Keen to stress its multi-tool abilities, MongoDB these days calls itself a modern ‘general purpose’ database platform company.
The firm is stressing its general (i.e. width and breadth) applicability by now noting that it’s MongoDB Atlas database can handle multi-cloud clusters.
This means that IT teams can deploy a fully managed distributed database across Amazon Web Services (AWS), Google Cloud and Microsoft Azure simultaneously.
It sounds like a perfect world of deployment variety, spanning multiple cloud providers without the added operational complexity of managing data replication and migration across clouds.
In reality, would any organisation really go for that level of dispersed deployment? Let’s see how confident MongoDB is.
President & CEO of MongoDB Dev Ittycheria reminds us that up to now [most] companies have been limited to running individual applications on a single cloud provider.
MongoDB Atlas multi-cloud clusters enables organisations to extend the geographic reach of their applications by allowing them to replicate data across all three major cloud providers to any of the currently 79 supported cloud regions worldwide.
From onerous to harmonious
The firm says that multi-cloud clusters also gives organizations the flexibility to seamlessly migrate their data — a typically onerous challenge — from one cloud provider to another to meet the changing needs of their application or business requirements.
So again, MongoDB sees now major challenge in terms of data migration charges stemming from the Cloud Services Providers (CSPs) themselves; the company is saying it has paved the way for cloud flexibility.

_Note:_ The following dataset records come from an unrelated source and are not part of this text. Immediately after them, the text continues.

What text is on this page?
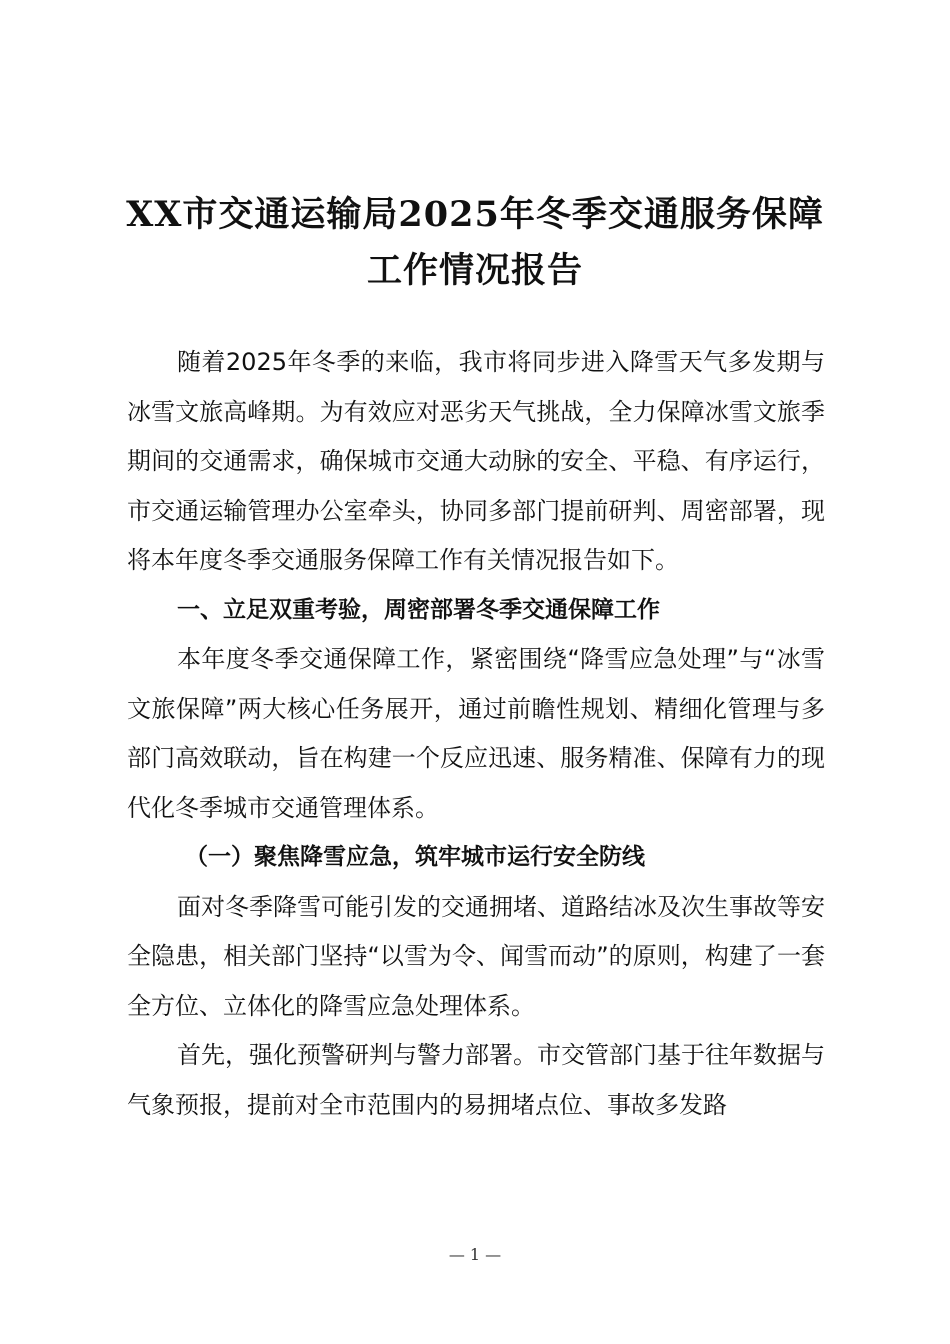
XX市交通运输局2025年冬季交通服务保障工作情况报告

随着2025年冬季的来临，我市将同步进入降雪天气多发期与冰雪文旅高峰期。为有效应对恶劣天气挑战，全力保障冰雪文旅季期间的交通需求，确保城市交通大动脉的安全、平稳、有序运行，市交通运输管理办公室牵头，协同多部门提前研判、周密部署，现将本年度冬季交通服务保障工作有关情况报告如下。

一、立足双重考验，周密部署冬季交通保障工作

本年度冬季交通保障工作，紧密围绕“降雪应急处理”与“冰雪文旅保障”两大核心任务展开，通过前瞻性规划、精细化管理与多部门高效联动，旨在构建一个反应迅速、服务精准、保障有力的现代化冬季城市交通管理体系。

（一）聚焦降雪应急，筑牢城市运行安全防线

面对冬季降雪可能引发的交通拥堵、道路结冰及次生事故等安全隐患，相关部门坚持“以雪为令、闻雪而动”的原则，构建了一套全方位、立体化的降雪应急处理体系。

首先，强化预警研判与警力部署。市交管部门基于往年数据与气象预报，提前对全市范围内的易拥堵点位、事故多发路

— 1 —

“MongoDB Atlas multi-cloud clusters lets developers leverage the best offerings from each cloud provider, including services such as AI, analytics, and serverless development products. For example, an organisation running its applications on one cloud provider would be able to easily use another cloud provider’s AI and machine learning services on its operational data without dealing with the complexity of the movement of data,” said the company, in a press statement.

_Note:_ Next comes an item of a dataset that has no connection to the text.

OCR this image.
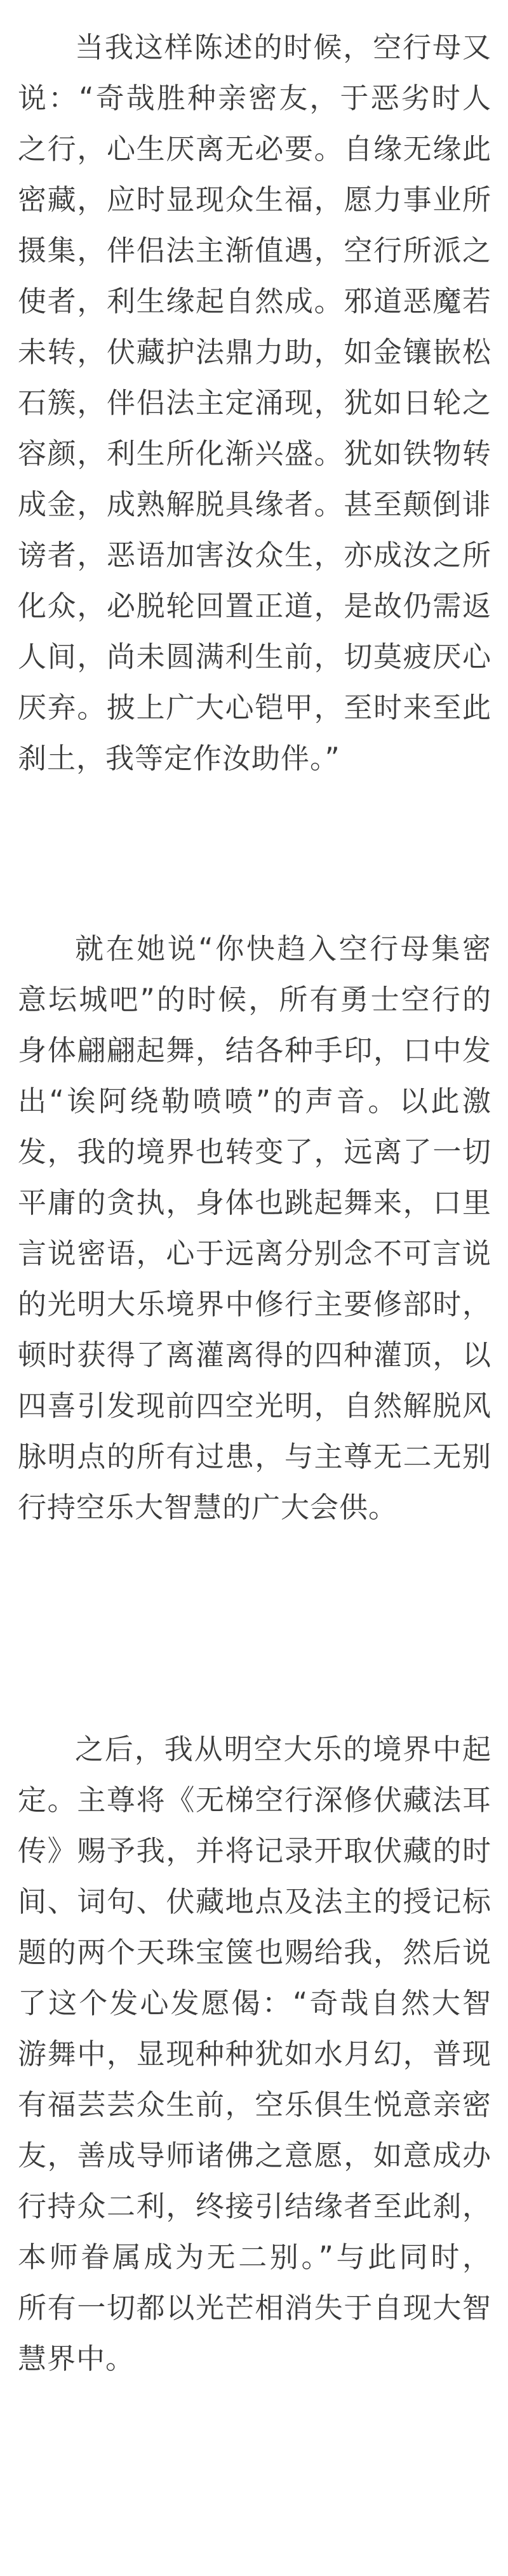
当我这样陈述的时候，空行母又说：“奇哉胜种亲密友，于恶劣时人之行，心生厌离无必要。自缘无缘此密藏，应时显现众生福，愿力事业所摄集，伴侣法主渐值遇，空行所派之使者，利生缘起自然成。邪道恶魔若未转，伏藏护法鼎力助，如金镶嵌松石簇，伴侣法主定涌现，犹如日轮之容颜，利生所化渐兴盛。犹如铁物转成金，成熟解脱具缘者。甚至颠倒诽谤者，恶语加害汝众生，亦成汝之所化众，必脱轮回置正道，是故仍需返人间，尚未圆满利生前，切莫疲厌心厌弃。披上广大心铠甲，至时来至此刹土，我等定作汝助伴。”

就在她说“你快趋入空行母集密意坛城吧”的时候，所有勇士空行的身体翩翩起舞，结各种手印，口中发出“诶阿绕勒喷喷”的声音。以此激发，我的境界也转变了，远离了一切平庸的贪执，身体也跳起舞来，口里言说密语，心于远离分别念不可言说的光明大乐境界中修行主要修部时，顿时获得了离灌离得的四种灌顶，以四喜引发现前四空光明，自然解脱风脉明点的所有过患，与主尊无二无别行持空乐大智慧的广大会供。

之后，我从明空大乐的境界中起定。主尊将《无梯空行深修伏藏法耳传》赐予我，并将记录开取伏藏的时间、词句、伏藏地点及法主的授记标题的两个天珠宝箧也赐给我，然后说了这个发心发愿偈：“奇哉自然大智游舞中，显现种种犹如水月幻，普现有福芸芸众生前，空乐俱生悦意亲密友，善成导师诸佛之意愿，如意成办行持众二利，终接引结缘者至此刹，本师眷属成为无二别。”与此同时， 所有一切都以光芒相消失于自现大智慧界中。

Computer Weekly Open Source Insider put the suggestion to MongoDB that cloud migration tools are nice in concept, but practically (and in the real world), the complexities of cloud often make any lift-and-shift functions very tough and companies are often tied in quite tightly to single provider cloud contracts that make real agility this kind too tough to pull off.
Mat Keep, senior director, product & solutions at MongoDB agreed that migrating applications across clouds is highly complex… and highlighted the fact that at the centre of it all is the data.
“All of your applications rely on and revolve around data. So even if your application code is containerised and you build against a ‘write once, deploy anywhere’ philosophy, that app is not going anywhere if the data isn’t. Data also happens to be the hardest piece to move which is why vendors make a big deal out of data migrations by branding an articulated lorry and driving it to your data centre. When moving data across clouds, you have the challenge of provisioning different data infrastructure on different clouds, and then handle the complexity of reliably moving and securing access to it,” said Keep.
Going further, Keep notes that with MongoDB Atlas multi-cloud clusters, the company abstracts all that away from the user, who is left to define where they want that data to reside.
“We handle the rest of it as part of our fully managed Atlas multi-cloud service. The migration is handled by built-in automation so there’s no manual intervention or downtime required. Plus the data management experience stays the same, no matter what cloud you’re using. This gets you a long way towards the freedom of a multi-cloud vision, and with MongoDB Atlas, we solve one of the hardest pieces of that,” he added.
As an additional benefit here, multi-cloud clusters enables cross-cloud resiliency, which protects against region-wide incidents isolated to a single cloud platform — something nobody could argue with.
In such a situation, MongoDB Atlas can automatically failover to another cloud serving the same geographic area, preserving low latency access to data and compliance with data residency requirements.